To prove that $x^2-xy-y^2=1$ has infinite integer solutions, you can see $ (1,0) $ is a solution; and if $ (a,b) $ is a solution, $ (2a+b,a+b) $ also is. You can find this relation by observing small cases.

Answer 3

Here’s an explicit approach to arriving at ali’s solution.

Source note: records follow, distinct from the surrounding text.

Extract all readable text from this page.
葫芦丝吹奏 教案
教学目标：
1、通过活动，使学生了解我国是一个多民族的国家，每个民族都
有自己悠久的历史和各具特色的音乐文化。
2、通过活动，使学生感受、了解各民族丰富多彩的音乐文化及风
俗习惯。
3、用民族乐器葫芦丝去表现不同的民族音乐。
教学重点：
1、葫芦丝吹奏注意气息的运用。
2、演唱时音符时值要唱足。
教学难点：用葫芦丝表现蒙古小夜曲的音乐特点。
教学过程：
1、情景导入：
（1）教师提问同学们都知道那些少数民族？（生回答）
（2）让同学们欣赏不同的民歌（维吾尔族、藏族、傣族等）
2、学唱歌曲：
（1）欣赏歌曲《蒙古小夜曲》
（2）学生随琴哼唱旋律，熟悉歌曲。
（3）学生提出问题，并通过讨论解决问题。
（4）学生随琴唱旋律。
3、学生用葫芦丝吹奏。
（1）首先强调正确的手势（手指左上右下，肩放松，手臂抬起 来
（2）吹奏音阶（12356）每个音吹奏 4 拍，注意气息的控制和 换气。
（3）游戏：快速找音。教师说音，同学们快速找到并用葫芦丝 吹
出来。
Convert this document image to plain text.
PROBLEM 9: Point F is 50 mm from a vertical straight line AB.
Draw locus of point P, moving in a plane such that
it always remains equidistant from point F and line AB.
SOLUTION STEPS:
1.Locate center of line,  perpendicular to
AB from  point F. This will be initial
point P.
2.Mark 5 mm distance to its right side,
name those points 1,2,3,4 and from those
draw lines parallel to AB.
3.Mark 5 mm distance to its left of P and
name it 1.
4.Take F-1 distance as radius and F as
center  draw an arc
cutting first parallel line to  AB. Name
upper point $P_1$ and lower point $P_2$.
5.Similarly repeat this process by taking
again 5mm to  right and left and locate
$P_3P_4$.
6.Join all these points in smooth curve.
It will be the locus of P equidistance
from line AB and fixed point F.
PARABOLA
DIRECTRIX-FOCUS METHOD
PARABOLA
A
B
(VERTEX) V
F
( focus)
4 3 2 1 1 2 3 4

Apply the quadratic formula to $x^2-xy-y^2-1=0$, looking for non-negative solutions:

$$y=\frac{-x+\sqrt{x^2+4(x^2-1)}}2=\frac{-x+\sqrt{5x^2+4}}2\;.$$

Clearly this is an integer when $y\in\{0,1,3\}$, and a little more computation turns up the next integer value at $y=8$. Now look at the integer solutions discovered so far: $\langle 1,0\rangle,\langle 2,1\rangle,\langle 5,3\rangle$, and $\langle 13,8\rangle$. Those numbers are very familiar: turn the pairs around, and you have $0,1,1,2,3,5,8,13$, i.e., the Fibonacci numbers $F_0$ through $F_7$. If we denote successive solutions by $\langle x_n,y_n\rangle$, this immediately suggests that $y_{n+1}=x_n+y_n$ and $x_{n+1}=y_{n+1}+x_n=2x_n+y_n$. Once you guess those recurrences, it’s a trivial computation to verify that they do indeed yield solutions.